Many home-based businesses and small and medium entreprises (SMEs) want to expand their operations amid the ongoing blockade on Qatar, a senior Qatar Development Bank (QDB) official has said.
“The blockade itself was an accelerator in understanding the importance of the private sector and home-based business, as well as the importance of creativity and innovation,” QDB’s Marketing and Communications manager Hamad Mejegheer noted.
Speaking to reporters at a press briefing on Shop Qatar recently, he pointed out that an increasing number of Qatari entrepreneurs are aiming to have access to the market.
As a development entity, Mejegheer stressed that QDB has been exerting efforts to help entrepreneurs grow their business and become successful.
The bank, he said, is trying to fill the gap in the market now by giving Qatari entrepreneurs access to both direct and indirect funding and training.
According to Mejegheer, QDB will launch its third edition of ‘Moushtarayat soon, an initiative that provides local SMEs access to large government projects.
In 2017, SMEs in the country secured QR700mn worth of public procurement opportunities, Gulf Times has reported.
“We are working well, after two months we will have ‘Moushtarayat,’ which serves as a platform for entrepreneurs to collaborate with various governmental entities and get some support from them,” Mejegheer said.
He also cited the success of their ‘Made at Home’ exhibition at the Doha Exhibition and Convention Centre last year, hosting more than 144 home-based businesses that showcased a wide range of items.
“That was what the blockade did for us. It gave us the compass for the future where we should focus and what we should do,” Mejegheer said.
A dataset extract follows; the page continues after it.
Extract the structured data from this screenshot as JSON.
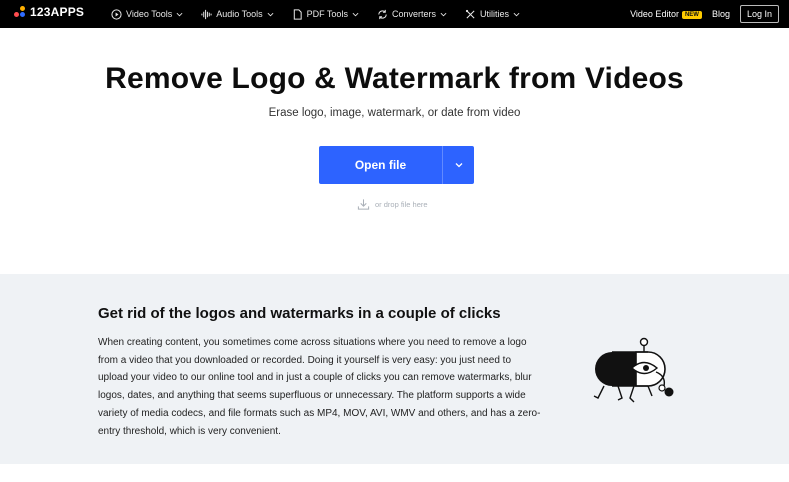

The start of 2018 also witnessed QDB and Qatar Tourism Authority (QTA) collaborating in this year’s Shop Qatar to provide dozens of home-based businesses and SMEs an opportunity to showcase their products at 30 pop up shops at Mall of Qatar’s luxury area.
The month-long shopping festival partnered with more than 100 budding entrepreneurs and local businesses to provide a platform that will bring them closer to customers and broaden their market reach.
Mejegheer said getting some space in a mall, for example, remains a big challenge for budding entrepreneurs.
But through the pop up shops, he noted that entrepreneurs are able to test how the market responds on the products they offer.
“They will have a customer validation, see if they need to further develop their products to compete with others,” Mejegheer added.
“So giving them just this space to showcase their works is solving one of the challenges they are facing,” he stressed.